Technology changes everything
Connectivity, regular engagement with his team and clients, and the proximity to charging stations define Kmetz’ workday. That’s because his job is no longer 9 to 5. He works in multiple office locations like his IDC office, his home office and off-site in a hotel room — that’s because he’s enabled to work from where ever he happens to be.
“Technology is a blessing and a curse,” Kmetz explained. “I can work from home. I can be productive while I’m travelling on business. I’m flexible, and I don’t have to commute. But as much as technology enables this flexibility, it can also overwhelm us. We’re bombarded by messages. I can’t possibly respond to everything as timely as I would always like, but I must be accessible.”
Don’t mistake this reality check for winsome wistfulness for the 1980’s. “I’m hugely more productive today than I was 35 years ago,” he emphasized.
Technology allows knowledge workers to be much more engaged with their clients. It has also changed the type of work that gets done.
“No one asks us about manufacturer’s specifications anymore, because that information is easily available on the internet,” Kmetz pointed out. “Today, IDC is much more sharply focused on being a trusted advisor that helps clients understand technology, how it’s used, where it’s going, its limits and possibilities.”
Technology, pages and the new rules for work
In the Xerox view, the metaphoric “page” is any container that holds data, such as a sheet of paper, an email, a database or a billboard — the list goes as far as your imagination and technology allow.
How do you set the page free?
Tweet us using #SetThePageFree, or share your thoughts in the comments below.
Some of these containers are physical; others are digital.

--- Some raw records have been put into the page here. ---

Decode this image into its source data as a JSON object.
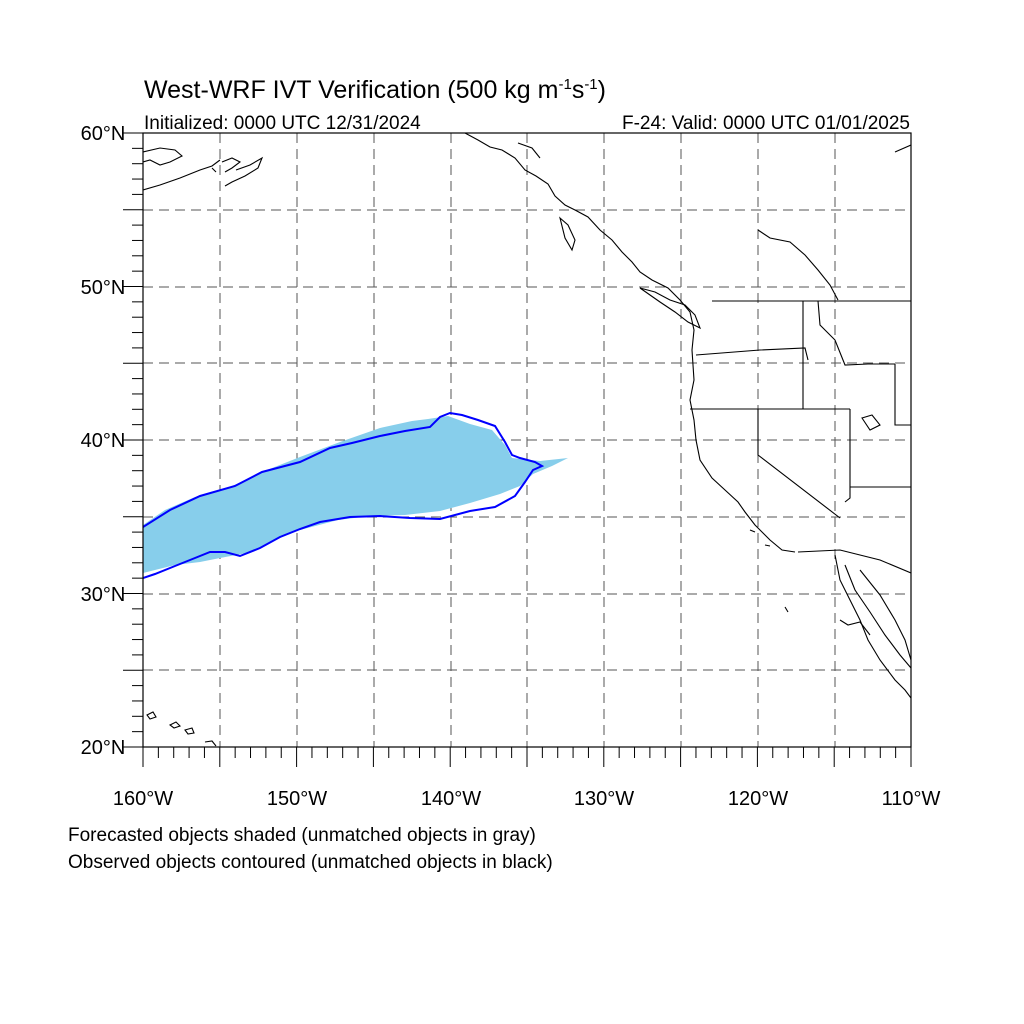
{
  "title": {
    "prefix": "West-WRF IVT Verification (500 kg m",
    "sup1": "-1",
    "mid": "s",
    "sup2": "-1",
    "suffix": ")"
  },
  "subtitle_left": "Initialized: 0000 UTC 12/31/2024",
  "subtitle_right": "F-24: Valid: 0000 UTC 01/01/2025",
  "latitude_labels": [
    "60°N",
    "50°N",
    "40°N",
    "30°N",
    "20°N"
  ],
  "longitude_labels": [
    "160°W",
    "150°W",
    "140°W",
    "130°W",
    "120°W",
    "110°W"
  ],
  "map_extent": {
    "lon_min": -160,
    "lon_max": -110,
    "lat_min": 20,
    "lat_max": 60
  },
  "grid": {
    "style": "dashed",
    "lon_step": 5,
    "lat_step": 5
  },
  "colors": {
    "forecast_fill": "#87ceeb",
    "observed_contour": "#0000ff",
    "coastline": "#000000",
    "grid": "#555555"
  },
  "legend": {
    "line1": "Forecasted objects shaded (unmatched objects in gray)",
    "line2": "Observed objects contoured (unmatched objects in black)"
  }
}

Technology provides the bridge between these realms, which gives us the freedom to create, access and share information at any time regardless of where we (or the recipient) happen to be. However, the page does not get set free overnight, as Kmetz’ 35-plus years of experience shows. It takes as much time for technology to catch up with human behaviors and expectations, as it takes for humans to catch up with technology’s capabilities and promises – hence technology’s blessing/curse dichotomy.
Nevertheless, you’ll be hard-pressed to find someone who wants to go back to “the old days.”
“Technology enables flexibility, which defines the ideal work environment,” Kmetz said. His managers are able to trust that his work gets done, and Kmetz passes that trust to his decentralized team.
“Even though we’re no longer in a 9 to 5 box or even in the same building, this trust is enabled by parameters that allow us to do our jobs and give us the flexibility to take a break when we need it.”